そのなかで、特に興味深いトピックスを列挙すると――。
(1)18~34歳の独身男女の結婚への意向は、ずっと横ばい傾向だったのに、2021年調査で、「いずれ結婚するつもり」と答えた人が過去最少に減少、「一生結婚するつもりがない」と答えた人が過去最高に増加した【図表1】。
「一生結婚するつもりはない」と答えた男性は17.3%、女性は14.6%に達したため、「結婚する意思がない若者が急増している」としてメディアに衝撃を与えた。

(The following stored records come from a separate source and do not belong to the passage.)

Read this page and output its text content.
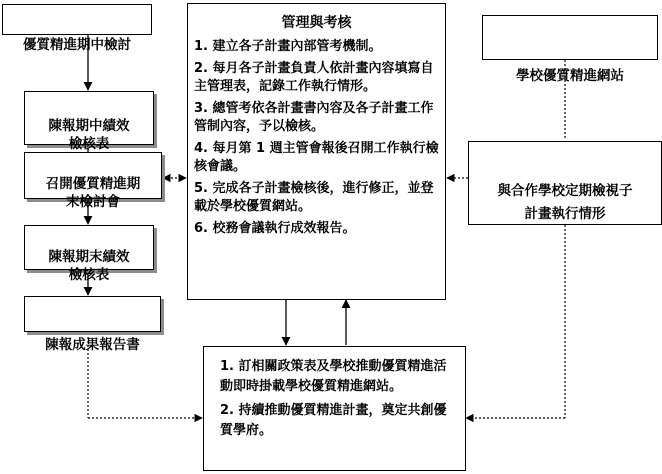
優質精進期中檢討

陳報期中績效
檢核表

召開優質精進期
末檢討會

陳報期末績效
檢核表

陳報成果報告書

管理與考核
1. 建立各子計畫內部管考機制。
2. 每月各子計畫負責人依計畫內容填寫自主管理表，記錄工作執行情形。
3. 總管考依各計畫書內容及各子計畫工作管制內容，予以檢核。
4. 每月第 1 週主管會報後召開工作執行檢核會議。
5. 完成各子計畫檢核後，進行修正，並登載於學校優質網站。
6. 校務會議執行成效報告。

學校優質精進網站

與合作學校定期檢視子
計畫執行情形

1. 訂相關政策表及學校推動優質精進活動即時掛載學校優質精進網站。
2. 持續推動優質精進計畫，奠定共創優質學府。
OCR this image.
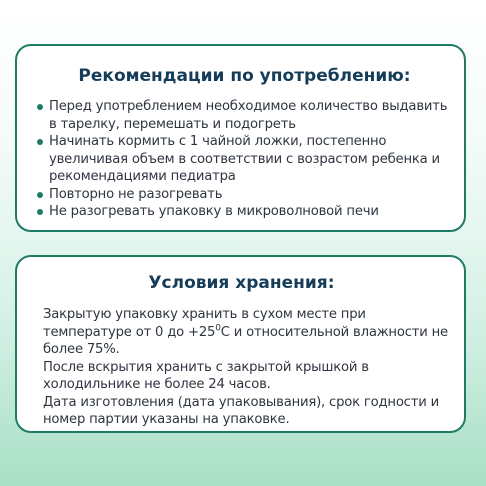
Рекомендации по употреблению:
Перед употреблением необходимое количество выдавить в тарелку, перемешать и подогреть
Начинать кормить с 1 чайной ложки, постепенно увеличивая объем в соответствии с возрастом ребенка и рекомендациями педиатра
Повторно не разогревать
Не разогревать упаковку в микроволновой печи
Условия хранения:

Закрытую упаковку хранить в сухом месте при температуре от 0 до $+25^0С$ и относительной влажности не более 75%.

После вскрытия хранить с закрытой крышкой в холодильнике не более 24 часов.

Дата изготовления (дата упаковывания), срок годности и номер партии указаны на упаковке.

(2)独身女性が希望するライフコースに大きな変化が表れた。20年以上、子育て期に仕事を中断する「再就職コース」が1位だったが、初めて結婚・出産後も仕事を続ける「両立コース」がトップになった【図表2】。
独身男性が女性に望むライフコースでも同じ結果が出た。しかも、「両立コース」の上昇幅は、女性(32.3%→34.0%)より男性(33.9%→39.4%)のほうが大きく、女性に仕事の継続を希望する男性が増えている【図表2】。
(3)一方、独身男女が希望するライフコースの変化をみると、結婚しないで仕事を続ける「非婚就業コース」と、共働きをするが子どもを持たない「DINKsコース」(ディンクス:DINKsはDouble Income No Kidsの略)が急増したことが目立つ【図表2】。
(4)独身男女が結婚相手に望む条件で、顕著な変化がみられる【図表3】。女性が男性に「経済力」を求める割合が減った代わりに、「家事・育児の能や姿勢」を求める割合が急上昇した。
これに対応するかのように、男性が女性に「家事・育児の能力や姿勢」を求める割合が減った。
これらの変化は、いったい何を意味するのだろうか。